… And wishes that come with it.
This post is dedicated to reviewing what I found out about help for Syrian refugees in Lebanon, so far.
Among the topics that I set to uncover in this blog is an understanding of the issue I’m raising with The Loom. Somehow, not bringing it up early in this blog feels a bit like I am displacing the issue with a shoddy concept. In fact, I am still cynical of what art can put out when touching on issues, and mostly because Art with a capital A doesn’t have this intent attached to it. I set my work in that direction (at least for now), and so the very least I want to do is put the issue first. Without further ado, here are some initiatives that have successfully engaged this country and given support to Syrian refugees.

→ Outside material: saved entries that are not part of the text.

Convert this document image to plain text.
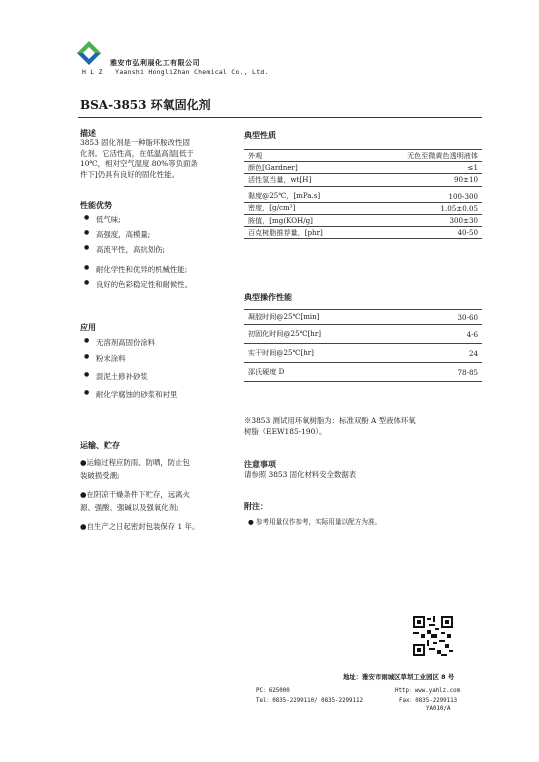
雅安市弘利展化工有限公司
H L Z   Yaanshi HongliZhan Chemical Co., Ltd.
BSA-3853 环氧固化剂
描述
3853 固化剂是一种脂环胺改性固
化剂。它活性高，在低温高湿[低于
10℃，相对空气湿度 80%等负面条
件下]仍具有良好的固化性能。
性能优势
● 低气味;
● 高强度，高模量;
● 高流平性，高抗划伤;
● 耐化学性和优异的机械性能;
● 良好的色彩稳定性和耐候性。
应用
● 无溶剂高固份涂料
● 粉末涂料
● 混泥土修补砂浆
● 耐化学腐蚀的砂浆和衬里
运输、贮存
●运输过程应防雨、防晒，防止包
装破损受潮;
●在阴凉干燥条件下贮存，远离火
源、强酸、强碱以及强氧化剂;
●自生产之日起密封包装保存 1 年。
典型性质
外观	无色至微黄色透明液体
颜色[Gardner]	≤1
活性氢当量，wt[H]	90±10
黏度@25℃，[mPa.s]	100-300
密度，[g/cm³]	1.05±0.05
胺值，[mg(KOH/g]	300±30
百克树脂推荐量，[phr]	40-50
典型操作性能
凝胶时间@25℃[min]	30-60
初固化时间@25℃[hr]	4-6
实干时间@25℃[hr]	24
邵氏硬度 D	78-85
※3853 测试用环氧树脂为：标准双酚 A 型液体环氧
树脂（EEW185-190）。
注意事项
请参照 3853 固化材料安全数据表
附注：
● 参考用量仅作参考，实际用量以配方为准。
地址：雅安市雨城区草坝工业园区 8 号
PC：625000	Http：www.yahlz.com
Tel：0835-2299110/ 0835-2299112	Fax：0835-2299113
YA010/A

– I AM NOT A TOURIST (found here) started up in early December. Leading up to the day of the event, with the onslaught of Winter and Alexa, they continually appealed to Facebook users to not be passive to the exacerbating living conditions of Syrian Refugees. Calls were made for Winter clothing, blankets, and other items for all ages with greater urgency placed on baby and toddler items. The event was run by G Living Green (more about them here), Sawa for Syria (or Sawa for Dev & Aid), Let’s Help our Syrian Brothers and Sisters, and War Child Holland in Lebanon, along with other companies that lent trucks, space, materials and more to make the donation process easier. The endeavor stretched to accepting cash donations with their donation boxes and pick-up with the help of Deghri Messengers.
More than 4,000 people passed by and gave in items. I recommend skimming through their event page. So many attendees have recommended other groups for item and cash donations. It’s become a great hub for updates, including the latest on the new NGO that “I AM NOT A TOURIST” is founding.
– Also in line with this event was Zeid & The Wings Live at Radio Beirut, for which entry cost either 10,000 LL or 1 item of Winter clothing. The clothing donations went straight to the I AM NOT A TOURIST collective.
– By the second week of December, Lebanese government authorities permitted the use of specialized tents, meant to last up to 3 years as opposed to 6 months, after half a year of lobbying to allow the IKEA and UNHCR merged project to come. You can read an article about the lobbying and the removal of the prohibition, and a related article about the tent attached at the bottom.
– The Center for Civic Engagement and Community Service (CCECS) is a group established in AUB. A part of the group set their focus on helping Syrian Refugees, called the Syrian Relief Project. For at least two years, they called for item donations, both clothing and other necessities. This Winter, they sent out an urgent plea to the Facebook community and AUB faculty, staff and students.
Keeping in mind that the I AM NOT A TOURIST event was picking up a lot more hits online, the CCECS managed to get a large number of donations in. With fewer volunteers, they also organized and packaged all that they received.
That is not all that they’ve been up to this last year. The Syrian Relief Project have also been accepting cash donations to fund the building of a prototype portable classroom, or “Ghata”. They are currently working with AUB’s Syrian Cultural Club and are posting updates on their Facebook page. The portable classroom can be seen by anyone between the AUB Byblos Bank Art Gallery and West Hall.
Soon enough, I’ll stop in and see the progress til now, but it seems the model classroom is complete. The construction began on December 17. Considering the number of volunteers weren’t great (not claiming it wasn’t enough, but just not that big a number), they proved that number of volunteers, a steady cash flow (The CCECS and SRP used donations from this event and this bake sale) and necessary equipment can manage a single project of this scale.
– Hand in Hand for Syria made this appeal for cash donations, which the organization will use to purchase blankets and heaters for Syrians in Aleppo. This is a little outside the frame of the post, but it is note worthy as it applies to everyone who can help, including the Lebanese. The link I found was in the caption of this image:
Here is where I pause, and end with a few things about help here in Lebanon. I think the fact that these few efforts have engaged a great number of people or made progress within a substantial amount of time is awesome. It is very probably not enough to afford every Syrian refugee the minimum accommodation for the Winter season, their living conditions, their education, and more. The more organizations try to engage the Lebanese community, the more people they reach who can help or offer ideas at the least, and the more help is mobilized.
I promise more updates on the subject, as they come to mind or to fruition here in Lebanon. I also ask readers to throw in suggestions, updates, corrections, and thoughts.
Meanwhile, two more screen captures of relevant information and a final greeting.
Hope everyone had a fun, warm and comforting new year. I wish everyone a warm and comforting year to come!